Es kann nur das umverteilt werden, was vorher erwirtschaftet wird

Nein zu neuen Steuern – Mindestsicherung muss reformiert werden – Sozialminister spielt mit den Ängsten der Menschen

„Ich möchte den Sozialminister daran erinnern, dass nur dann etwas umverteilt werden kann, wenn es auch etwas zum Umverteilen gibt. Es sind die vielen Betriebe in unserem Land, die für unseren Wohlstand sorgen und den Großteil des Sozialsystems finanzieren.
Sie müssen wir unterstützen. Deshalb bleiben wir bei einem klaren und deutlichen Nein zu immer neuen bzw. noch höheren Steuern.
Diese treffen nämlich vor allem die vielen kleinen und mittelständischen Betriebe in Österreich.
So schaffen wir keine neuen Arbeitsplätze sondern zerstören bestehende. Und wenn ein System wie z.B. die Mindestsicherung in seiner jetzigen Form schlicht seine Treffsicherheit verloren hat, dann gehört es reformiert anstatt gleich nach neuen Belastungen oder neuen Steuern für die Wirtschaft zu rufen“, kommentiert Wirtschaftsbund-Generalsekretär Peter Haubner die heutigen Aussagen von Sozialminister Alois Stöger im Ö1-Journal zu Gast.

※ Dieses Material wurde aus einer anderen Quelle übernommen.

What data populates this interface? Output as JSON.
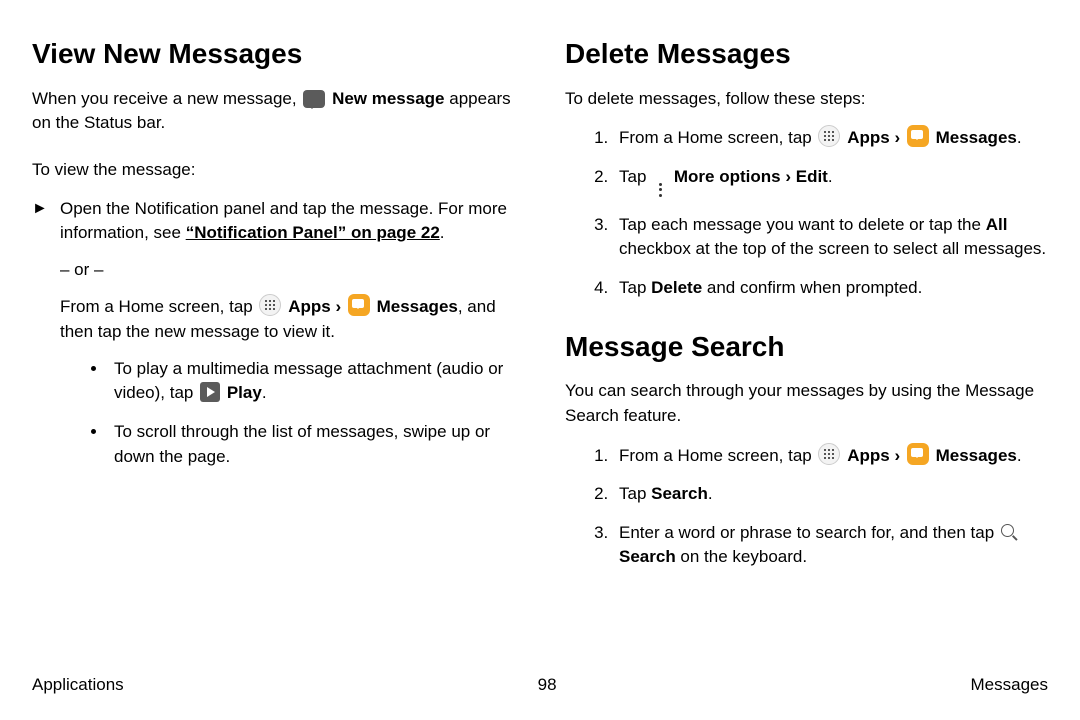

Zeit im Blick: Arbeitsplätze zerstören, da können alle ein Lied singen, die fleißig sind in diesem Land. Wir finanzieren ein krankes Sozialsystem. Vor allem weil wir Flüchtlinge nicht wie HC Strache sagt: Schutz auf Zeit geben. Sondern, sie hier integrieren und sogar Familienbeihilfe und weitere Sozialleistungen in andere Länder tragen: Dabei lassen wir unsere eigenen Leute vor die Hunde gehen.

Das ganze erinnert an die Zeit des dunkelsten Kommunismus, das SOZIALE versteckt in der Diktatur und Kommunismus. Der Unternehmer als Leidtragender, dieses kranken System.

Auch Stögers Forderung nach Anhebung der Mindestlöhne stößt beim Wirtschaftsbund-General auf Unverständnis. „Genau hierfür gibt es ja Kollektivverträge, die gemeinsam von Arbeitgeber- und Arbeitnehmervertretern ausverhandelt werden“, so Haubner, der in diesem Zusammenhang auch einen gesetzlichen Mindestlohn dezidiert ablehnt: „Ein gesetzlicher Mindestlohn würde Arbeitsplätze gefährden und eine weitere Belastung für die Wirtschaft bedeuten. Unser Fokus muss darauf liegen, die Betriebe und Selbstständigen in Österreich zu unterstützen, denn sie sind es schließlich die Arbeitsplätze schaffen“, so Haubner.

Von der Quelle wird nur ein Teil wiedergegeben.